Nas redes sociais em geral, o assunto foi um trend topic com, mais uma vez, vários estados de espírito e sentimentos. E várias teorias. As gerações mais jovens percepcionaram o erro com humor, já as faixas etárias mais velhas não se mostraram tão condescendentes. Por seu lado, a marca optou por não responder publicamente em nenhuma rede social.
4 – Sendo certo que a situação causou buzz e muito sururu nas redes sociais, com mixed feelings a marcarem as reacções, o tema escalou para o Portal da Queixa e para a DECO. Em ambas as plataformas, as pessoas mostram-se desagradadas com o termo utilizado, acusando a marca de ter levado a cabo uma campanha de comunicação ofensiva. No caso do Portal da Queixa, a marca responde num registo pró-forma, através da sua equipa de Apoio ao Cliente, referindo que “a situação que nos reportou foi reencaminhada, para o departamento responsável. Encontrámo-nos a desenvolver todos os esforços para o contactar o mais breve possível”.

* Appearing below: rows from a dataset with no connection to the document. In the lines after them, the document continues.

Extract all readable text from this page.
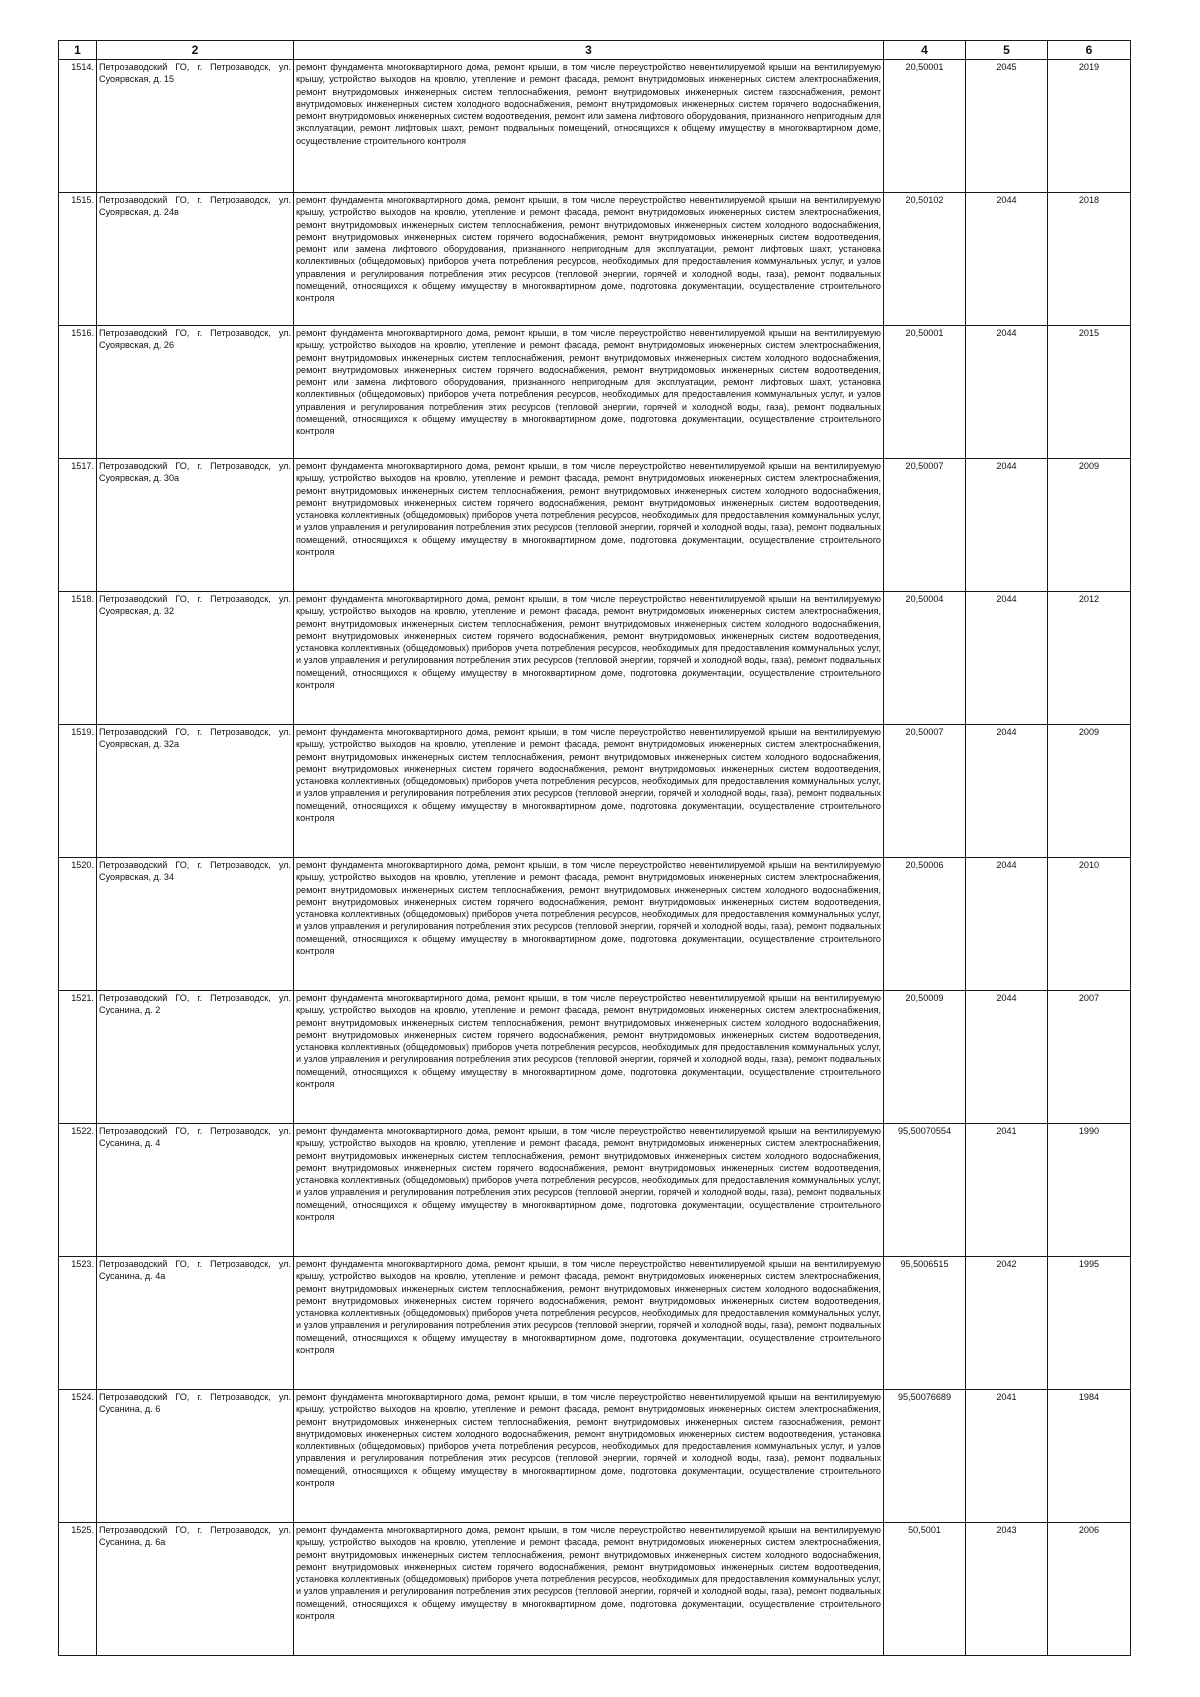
1	2	3	4	5	6
1514.	Петрозаводский ГО, г. Петрозаводск, ул. Суоярвская, д. 15	ремонт фундамента многоквартирного дома, ремонт крыши, в том числе переустройство невентилируемой крыши на вентилируемую крышу, устройство выходов на кровлю, утепление и ремонт фасада, ремонт внутридомовых инженерных систем электроснабжения, ремонт внутридомовых инженерных систем теплоснабжения, ремонт внутридомовых инженерных систем газоснабжения, ремонт внутридомовых инженерных систем холодного водоснабжения, ремонт внутридомовых инженерных систем горячего водоснабжения, ремонт внутридомовых инженерных систем водоотведения, ремонт или замена лифтового оборудования, признанного непригодным для эксплуатации, ремонт лифтовых шахт, ремонт подвальных помещений, относящихся к общему имуществу в многоквартирном доме, осуществление строительного контроля	20,50001	2045	2019
1515.	Петрозаводский ГО, г. Петрозаводск, ул. Суоярвская, д. 24в	ремонт фундамента многоквартирного дома, ремонт крыши, в том числе переустройство невентилируемой крыши на вентилируемую крышу, устройство выходов на кровлю, утепление и ремонт фасада, ремонт внутридомовых инженерных систем электроснабжения, ремонт внутридомовых инженерных систем теплоснабжения, ремонт внутридомовых инженерных систем холодного водоснабжения, ремонт внутридомовых инженерных систем горячего водоснабжения, ремонт внутридомовых инженерных систем водоотведения, ремонт или замена лифтового оборудования, признанного непригодным для эксплуатации, ремонт лифтовых шахт, установка коллективных (общедомовых) приборов учета потребления ресурсов, необходимых для предоставления коммунальных услуг, и узлов управления и регулирования потребления этих ресурсов (тепловой энергии, горячей и холодной воды, газа), ремонт подвальных помещений, относящихся к общему имуществу в многоквартирном доме, подготовка документации, осуществление строительного контроля	20,50102	2044	2018
1516.	Петрозаводский ГО, г. Петрозаводск, ул. Суоярвская, д. 26	ремонт фундамента многоквартирного дома, ремонт крыши, в том числе переустройство невентилируемой крыши на вентилируемую крышу, устройство выходов на кровлю, утепление и ремонт фасада, ремонт внутридомовых инженерных систем электроснабжения, ремонт внутридомовых инженерных систем теплоснабжения, ремонт внутридомовых инженерных систем холодного водоснабжения, ремонт внутридомовых инженерных систем горячего водоснабжения, ремонт внутридомовых инженерных систем водоотведения, ремонт или замена лифтового оборудования, признанного непригодным для эксплуатации, ремонт лифтовых шахт, установка коллективных (общедомовых) приборов учета потребления ресурсов, необходимых для предоставления коммунальных услуг, и узлов управления и регулирования потребления этих ресурсов (тепловой энергии, горячей и холодной воды, газа), ремонт подвальных помещений, относящихся к общему имуществу в многоквартирном доме, подготовка документации, осуществление строительного контроля	20,50001	2044	2015
1517.	Петрозаводский ГО, г. Петрозаводск, ул. Суоярвская, д. 30а	ремонт фундамента многоквартирного дома, ремонт крыши, в том числе переустройство невентилируемой крыши на вентилируемую крышу, устройство выходов на кровлю, утепление и ремонт фасада, ремонт внутридомовых инженерных систем электроснабжения, ремонт внутридомовых инженерных систем теплоснабжения, ремонт внутридомовых инженерных систем холодного водоснабжения, ремонт внутридомовых инженерных систем горячего водоснабжения, ремонт внутридомовых инженерных систем водоотведения, установка коллективных (общедомовых) приборов учета потребления ресурсов, необходимых для предоставления коммунальных услуг, и узлов управления и регулирования потребления этих ресурсов (тепловой энергии, горячей и холодной воды, газа), ремонт подвальных помещений, относящихся к общему имуществу в многоквартирном доме, подготовка документации, осуществление строительного контроля	20,50007	2044	2009
1518.	Петрозаводский ГО, г. Петрозаводск, ул. Суоярвская, д. 32	ремонт фундамента многоквартирного дома, ремонт крыши, в том числе переустройство невентилируемой крыши на вентилируемую крышу, устройство выходов на кровлю, утепление и ремонт фасада, ремонт внутридомовых инженерных систем электроснабжения, ремонт внутридомовых инженерных систем теплоснабжения, ремонт внутридомовых инженерных систем холодного водоснабжения, ремонт внутридомовых инженерных систем горячего водоснабжения, ремонт внутридомовых инженерных систем водоотведения, установка коллективных (общедомовых) приборов учета потребления ресурсов, необходимых для предоставления коммунальных услуг, и узлов управления и регулирования потребления этих ресурсов (тепловой энергии, горячей и холодной воды, газа), ремонт подвальных помещений, относящихся к общему имуществу в многоквартирном доме, подготовка документации, осуществление строительного контроля	20,50004	2044	2012
1519.	Петрозаводский ГО, г. Петрозаводск, ул. Суоярвская, д. 32а	ремонт фундамента многоквартирного дома, ремонт крыши, в том числе переустройство невентилируемой крыши на вентилируемую крышу, устройство выходов на кровлю, утепление и ремонт фасада, ремонт внутридомовых инженерных систем электроснабжения, ремонт внутридомовых инженерных систем теплоснабжения, ремонт внутридомовых инженерных систем холодного водоснабжения, ремонт внутридомовых инженерных систем горячего водоснабжения, ремонт внутридомовых инженерных систем водоотведения, установка коллективных (общедомовых) приборов учета потребления ресурсов, необходимых для предоставления коммунальных услуг, и узлов управления и регулирования потребления этих ресурсов (тепловой энергии, горячей и холодной воды, газа), ремонт подвальных помещений, относящихся к общему имуществу в многоквартирном доме, подготовка документации, осуществление строительного контроля	20,50007	2044	2009
1520.	Петрозаводский ГО, г. Петрозаводск, ул. Суоярвская, д. 34	ремонт фундамента многоквартирного дома, ремонт крыши, в том числе переустройство невентилируемой крыши на вентилируемую крышу, устройство выходов на кровлю, утепление и ремонт фасада, ремонт внутридомовых инженерных систем электроснабжения, ремонт внутридомовых инженерных систем теплоснабжения, ремонт внутридомовых инженерных систем холодного водоснабжения, ремонт внутридомовых инженерных систем горячего водоснабжения, ремонт внутридомовых инженерных систем водоотведения, установка коллективных (общедомовых) приборов учета потребления ресурсов, необходимых для предоставления коммунальных услуг, и узлов управления и регулирования потребления этих ресурсов (тепловой энергии, горячей и холодной воды, газа), ремонт подвальных помещений, относящихся к общему имуществу в многоквартирном доме, подготовка документации, осуществление строительного контроля	20,50006	2044	2010
1521.	Петрозаводский ГО, г. Петрозаводск, ул. Сусанина, д. 2	ремонт фундамента многоквартирного дома, ремонт крыши, в том числе переустройство невентилируемой крыши на вентилируемую крышу, устройство выходов на кровлю, утепление и ремонт фасада, ремонт внутридомовых инженерных систем электроснабжения, ремонт внутридомовых инженерных систем теплоснабжения, ремонт внутридомовых инженерных систем холодного водоснабжения, ремонт внутридомовых инженерных систем горячего водоснабжения, ремонт внутридомовых инженерных систем водоотведения, установка коллективных (общедомовых) приборов учета потребления ресурсов, необходимых для предоставления коммунальных услуг, и узлов управления и регулирования потребления этих ресурсов (тепловой энергии, горячей и холодной воды, газа), ремонт подвальных помещений, относящихся к общему имуществу в многоквартирном доме, подготовка документации, осуществление строительного контроля	20,50009	2044	2007
1522.	Петрозаводский ГО, г. Петрозаводск, ул. Сусанина, д. 4	ремонт фундамента многоквартирного дома, ремонт крыши, в том числе переустройство невентилируемой крыши на вентилируемую крышу, устройство выходов на кровлю, утепление и ремонт фасада, ремонт внутридомовых инженерных систем электроснабжения, ремонт внутридомовых инженерных систем теплоснабжения, ремонт внутридомовых инженерных систем холодного водоснабжения, ремонт внутридомовых инженерных систем горячего водоснабжения, ремонт внутридомовых инженерных систем водоотведения, установка коллективных (общедомовых) приборов учета потребления ресурсов, необходимых для предоставления коммунальных услуг, и узлов управления и регулирования потребления этих ресурсов (тепловой энергии, горячей и холодной воды, газа), ремонт подвальных помещений, относящихся к общему имуществу в многоквартирном доме, подготовка документации, осуществление строительного контроля	95,50070554	2041	1990
1523.	Петрозаводский ГО, г. Петрозаводск, ул. Сусанина, д. 4а	ремонт фундамента многоквартирного дома, ремонт крыши, в том числе переустройство невентилируемой крыши на вентилируемую крышу, устройство выходов на кровлю, утепление и ремонт фасада, ремонт внутридомовых инженерных систем электроснабжения, ремонт внутридомовых инженерных систем теплоснабжения, ремонт внутридомовых инженерных систем холодного водоснабжения, ремонт внутридомовых инженерных систем горячего водоснабжения, ремонт внутридомовых инженерных систем водоотведения, установка коллективных (общедомовых) приборов учета потребления ресурсов, необходимых для предоставления коммунальных услуг, и узлов управления и регулирования потребления этих ресурсов (тепловой энергии, горячей и холодной воды, газа), ремонт подвальных помещений, относящихся к общему имуществу в многоквартирном доме, подготовка документации, осуществление строительного контроля	95,5006515	2042	1995
1524.	Петрозаводский ГО, г. Петрозаводск, ул. Сусанина, д. 6	ремонт фундамента многоквартирного дома, ремонт крыши, в том числе переустройство невентилируемой крыши на вентилируемую крышу, устройство выходов на кровлю, утепление и ремонт фасада, ремонт внутридомовых инженерных систем электроснабжения, ремонт внутридомовых инженерных систем теплоснабжения, ремонт внутридомовых инженерных систем газоснабжения, ремонт внутридомовых инженерных систем холодного водоснабжения, ремонт внутридомовых инженерных систем водоотведения, установка коллективных (общедомовых) приборов учета потребления ресурсов, необходимых для предоставления коммунальных услуг, и узлов управления и регулирования потребления этих ресурсов (тепловой энергии, горячей и холодной воды, газа), ремонт подвальных помещений, относящихся к общему имуществу в многоквартирном доме, подготовка документации, осуществление строительного контроля	95,50076689	2041	1984
1525.	Петрозаводский ГО, г. Петрозаводск, ул. Сусанина, д. 6а	ремонт фундамента многоквартирного дома, ремонт крыши, в том числе переустройство невентилируемой крыши на вентилируемую крышу, устройство выходов на кровлю, утепление и ремонт фасада, ремонт внутридомовых инженерных систем электроснабжения, ремонт внутридомовых инженерных систем теплоснабжения, ремонт внутридомовых инженерных систем холодного водоснабжения, ремонт внутридомовых инженерных систем горячего водоснабжения, ремонт внутридомовых инженерных систем водоотведения, установка коллективных (общедомовых) приборов учета потребления ресурсов, необходимых для предоставления коммунальных услуг, и узлов управления и регулирования потребления этих ресурсов (тепловой энергии, горячей и холодной воды, газа), ремонт подвальных помещений, относящихся к общему имуществу в многоквартирном доме, подготовка документации, осуществление строительного контроля	50,5001	2043	2006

5 – Sabemos que o mês de Janeiro, para activações de marca, é um verdadeiro desafio. E o Blue Monday é uma (das poucas) oportunidades de fazer um push que vá para lá dos saldos. Não há mal em querer arrojar e marcar uma posição. Em gerar emoções. Mas é essencial adaptar a mensagem aos mercados, à língua e à cultura. Acima de tudo, perceber e sentir os limites da comunidade. E, embora deva existir sempre, perante uma campanha que acarreta riscos de reputação, como é o caso, há que ter um plano de gestão de comunicação de crise preventiva, activa e pronta a actuar.
6 – Apagar a mensagem nas várias plataformas onde ela estava patente não resolve, mas atenua. E porque é impossível não comunicar, a marca, só com esse gesto, acaba por se posicionar. Este recuar mostra que a marca percebeu que um grupo significativo de pessoas se sentiu ofendida. Está agora a dar tempo de maturação e a medir o pulso às reacções nas redes sociais e afins. Perceber os mixed feelings e o grau de gravidade. Ainda assim, fazer um conteúdo simples, discreto e temporário em que peça desculpa a quem se tenha sentido ofendido, faz sentido. Ainda vai a tempo.
Importa também reflectir sobre o seguinte: terá um erro (ingénuo) como este impacto nas vendas da marca? E se a campanha tiver sido um sucesso e o buzz gerado tiver contribuído para mais visitas ao site e compras realizadas? Errar é humano, e os consumidores tendem a simpatizar com momentos em que percepcionam a fragilidade das marcas que os acompanham, percebendo quando se trata de um lapso.
7 – Esta crise de comunicação vai passar e a maioria dos clientes vai continuar a ser isso mesmo, clientes. Foi um erro, feito por um humano (ou por uma tradução infeliz) e as pessoas entendem e perdoam. Basta continuarem a sentir que a marca lhes agrega valor. Vão, contudo, ficar mais atentos e mais exigentes. E implacáveis a um segundo erro do género.